O Moço, a didática, loções pós-barba, e desenhos perdidos.

- Quem é esse aqui? – Perguntou a terapeuta, louca para ser parte daquela estória.

- Não sei. Espero que não seja eu! – Respondeu o moço de gravata, que já não fazia muita questão de estar presente, pensando apenas em seus rastros, seus rabiscos, suas pegadas e digitais (era um exemplar paranoico!).

- Para quem você fez esse desenho? – Indagou novamente a terapeuta, com um jeito quase didático, e desconcertante.

- Para algum, para alguém, para um. Notando a demanda, sou louco de enviar, de construir, de crer que um par de antenas a mais na fileira de formigas irá causar um tipo de desalinho confortável. Será que procuro o conforto, ou algo parecido com o recostar do andarilho no barranco ao fim-do-mundo? Acho que no momento atual, nenhum dos dois viria em boa hora. O desconforto me traz questões muito mais importantes do que o deleite.

- E por que tanta cafeína? – Perguntou a moça de suéter zigue-zagueado, coçando o joelho, que estranhamente, não coçava nenhum pouco.

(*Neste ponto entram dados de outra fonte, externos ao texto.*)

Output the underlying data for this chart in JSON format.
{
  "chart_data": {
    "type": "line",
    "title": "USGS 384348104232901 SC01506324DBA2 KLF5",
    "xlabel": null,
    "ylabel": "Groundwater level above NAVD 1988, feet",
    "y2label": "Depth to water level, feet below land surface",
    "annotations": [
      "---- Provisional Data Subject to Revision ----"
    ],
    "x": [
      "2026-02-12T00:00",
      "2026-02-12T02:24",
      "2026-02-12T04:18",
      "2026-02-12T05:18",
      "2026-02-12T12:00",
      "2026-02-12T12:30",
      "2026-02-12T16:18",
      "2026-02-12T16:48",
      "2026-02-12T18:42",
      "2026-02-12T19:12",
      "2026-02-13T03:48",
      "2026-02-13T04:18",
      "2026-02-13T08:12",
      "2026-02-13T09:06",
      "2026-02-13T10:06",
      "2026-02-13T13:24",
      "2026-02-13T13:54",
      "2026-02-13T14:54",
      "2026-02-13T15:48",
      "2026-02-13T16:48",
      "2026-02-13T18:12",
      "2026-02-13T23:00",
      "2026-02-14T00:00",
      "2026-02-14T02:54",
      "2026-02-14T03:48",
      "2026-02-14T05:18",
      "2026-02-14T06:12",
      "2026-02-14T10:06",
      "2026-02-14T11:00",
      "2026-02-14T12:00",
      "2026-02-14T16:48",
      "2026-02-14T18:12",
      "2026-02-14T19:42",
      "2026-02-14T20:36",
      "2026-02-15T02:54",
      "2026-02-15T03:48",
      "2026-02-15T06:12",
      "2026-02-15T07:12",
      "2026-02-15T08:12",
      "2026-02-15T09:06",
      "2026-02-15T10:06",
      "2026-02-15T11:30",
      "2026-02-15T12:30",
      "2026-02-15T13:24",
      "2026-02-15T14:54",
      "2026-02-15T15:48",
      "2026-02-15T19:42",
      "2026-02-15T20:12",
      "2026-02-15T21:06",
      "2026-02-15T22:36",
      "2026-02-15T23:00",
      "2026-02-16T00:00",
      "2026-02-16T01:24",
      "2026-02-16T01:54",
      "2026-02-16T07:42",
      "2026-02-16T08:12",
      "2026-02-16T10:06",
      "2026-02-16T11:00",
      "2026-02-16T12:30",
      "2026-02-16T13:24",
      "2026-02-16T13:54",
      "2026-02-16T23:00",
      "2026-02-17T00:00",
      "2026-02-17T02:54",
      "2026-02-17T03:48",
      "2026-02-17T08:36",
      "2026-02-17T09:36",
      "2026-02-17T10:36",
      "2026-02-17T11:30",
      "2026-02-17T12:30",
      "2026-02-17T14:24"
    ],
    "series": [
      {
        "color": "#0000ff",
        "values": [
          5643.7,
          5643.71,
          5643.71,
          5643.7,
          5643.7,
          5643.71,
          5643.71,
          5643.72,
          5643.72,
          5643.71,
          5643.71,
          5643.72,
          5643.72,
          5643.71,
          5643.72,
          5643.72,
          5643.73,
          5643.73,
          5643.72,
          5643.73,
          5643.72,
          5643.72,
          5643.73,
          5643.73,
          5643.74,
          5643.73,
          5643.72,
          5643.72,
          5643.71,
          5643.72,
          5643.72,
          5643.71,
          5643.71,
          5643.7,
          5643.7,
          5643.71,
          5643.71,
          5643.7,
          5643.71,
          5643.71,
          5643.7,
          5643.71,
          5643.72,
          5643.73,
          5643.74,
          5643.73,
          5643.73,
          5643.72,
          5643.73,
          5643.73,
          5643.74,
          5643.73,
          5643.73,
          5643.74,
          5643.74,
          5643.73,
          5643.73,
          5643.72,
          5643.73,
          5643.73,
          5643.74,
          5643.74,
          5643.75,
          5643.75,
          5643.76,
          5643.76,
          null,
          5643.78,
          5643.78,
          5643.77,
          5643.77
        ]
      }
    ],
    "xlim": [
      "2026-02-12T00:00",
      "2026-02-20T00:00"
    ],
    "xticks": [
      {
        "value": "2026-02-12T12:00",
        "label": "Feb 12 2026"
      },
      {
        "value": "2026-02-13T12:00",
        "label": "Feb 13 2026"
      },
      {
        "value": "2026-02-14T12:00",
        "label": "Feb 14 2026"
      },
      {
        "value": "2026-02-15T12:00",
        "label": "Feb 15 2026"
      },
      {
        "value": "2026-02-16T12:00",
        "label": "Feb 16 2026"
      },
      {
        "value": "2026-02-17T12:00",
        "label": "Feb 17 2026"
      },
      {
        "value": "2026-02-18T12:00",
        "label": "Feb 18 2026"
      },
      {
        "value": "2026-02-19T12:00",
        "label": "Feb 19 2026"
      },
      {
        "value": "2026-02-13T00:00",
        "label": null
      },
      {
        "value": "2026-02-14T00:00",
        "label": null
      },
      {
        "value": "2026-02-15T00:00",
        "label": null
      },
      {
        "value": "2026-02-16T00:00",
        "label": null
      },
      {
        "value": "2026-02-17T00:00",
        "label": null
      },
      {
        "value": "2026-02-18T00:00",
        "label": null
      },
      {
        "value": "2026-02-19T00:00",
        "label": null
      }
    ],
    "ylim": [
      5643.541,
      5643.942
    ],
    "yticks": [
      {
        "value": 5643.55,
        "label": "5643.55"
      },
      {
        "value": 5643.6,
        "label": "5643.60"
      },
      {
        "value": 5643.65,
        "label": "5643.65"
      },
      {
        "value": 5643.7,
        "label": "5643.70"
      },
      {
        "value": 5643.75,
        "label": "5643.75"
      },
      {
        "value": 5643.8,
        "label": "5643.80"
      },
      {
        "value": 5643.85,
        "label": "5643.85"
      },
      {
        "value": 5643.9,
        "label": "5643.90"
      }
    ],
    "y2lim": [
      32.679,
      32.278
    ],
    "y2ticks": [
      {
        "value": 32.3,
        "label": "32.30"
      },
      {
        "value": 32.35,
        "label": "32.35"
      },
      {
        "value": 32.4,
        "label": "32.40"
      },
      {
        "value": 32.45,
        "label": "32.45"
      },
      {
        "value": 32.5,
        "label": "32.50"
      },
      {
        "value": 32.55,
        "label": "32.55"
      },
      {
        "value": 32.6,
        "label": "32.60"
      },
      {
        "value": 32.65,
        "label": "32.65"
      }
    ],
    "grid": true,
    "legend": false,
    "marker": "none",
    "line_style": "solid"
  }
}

- Por que tantas perguntas? Não te disseram o que eu vim fazer aqui? – Perguntou o moço de gravata, ajeitando uma no bolso uma caneta detalhada em dourado. Ele deu outro gole no copo térmico, cheio de café fresco.

- Bom, sua mãe lhe trouxe aqui, não foi? – A terapeuta não conseguia achar um ponto para descansar os olhos.

- Não é bem isso.

- Ela me disse que você estava tão agitado nessa manhã..!

- Sim, eu estava, mas aposto que não foi ela quem lhe disse isso.

- A quem você se refere ao perguntar se não me disseram o que você veio fazer aqui? – Desta vez com o cenho franzido.

- Olha, estou cansado de fingir ser personagem, quero algo além disso. Não é algo tão distante assim! Não vejo graça nessa peça, nesse filme, nessa maldita história em quadrinhos... Somos tão artificiais quanto o Super-Homem.

- O da DC, ou o do Zaratustra?

- Foi uma pergunta retórica, né?

- Sim... Você leu a última edição americana do Super-Homem?

- Não. Esqueceu que eu estou quebrado? Não tenho nem lugar pra morar, porra!

- Mas e a casa da sua mãe? – Ela anotava com caneta esferográfica azul, sabendo que aquela cor era repudiada pelo moço, quando usada para construir letras.

- Cara, ela é uma figura simbólica! Vê a merda? Você está se atendo ao personagem novamente! Não te disseram mesmo o que eu vim fazer aqui?

- Quem disseram?

- O porteiro, ou a recepcionista, oras!

- Ah, eles? Entendi... Achei que você estava falando em forma de enigmas! Ha ha ha... – Arrumando a gola do suéter.

- Esse roteiro tá uma bosta!

- Você se refere ao clima? Acho que hoje vai ser o dia inteiro ensolarado, né?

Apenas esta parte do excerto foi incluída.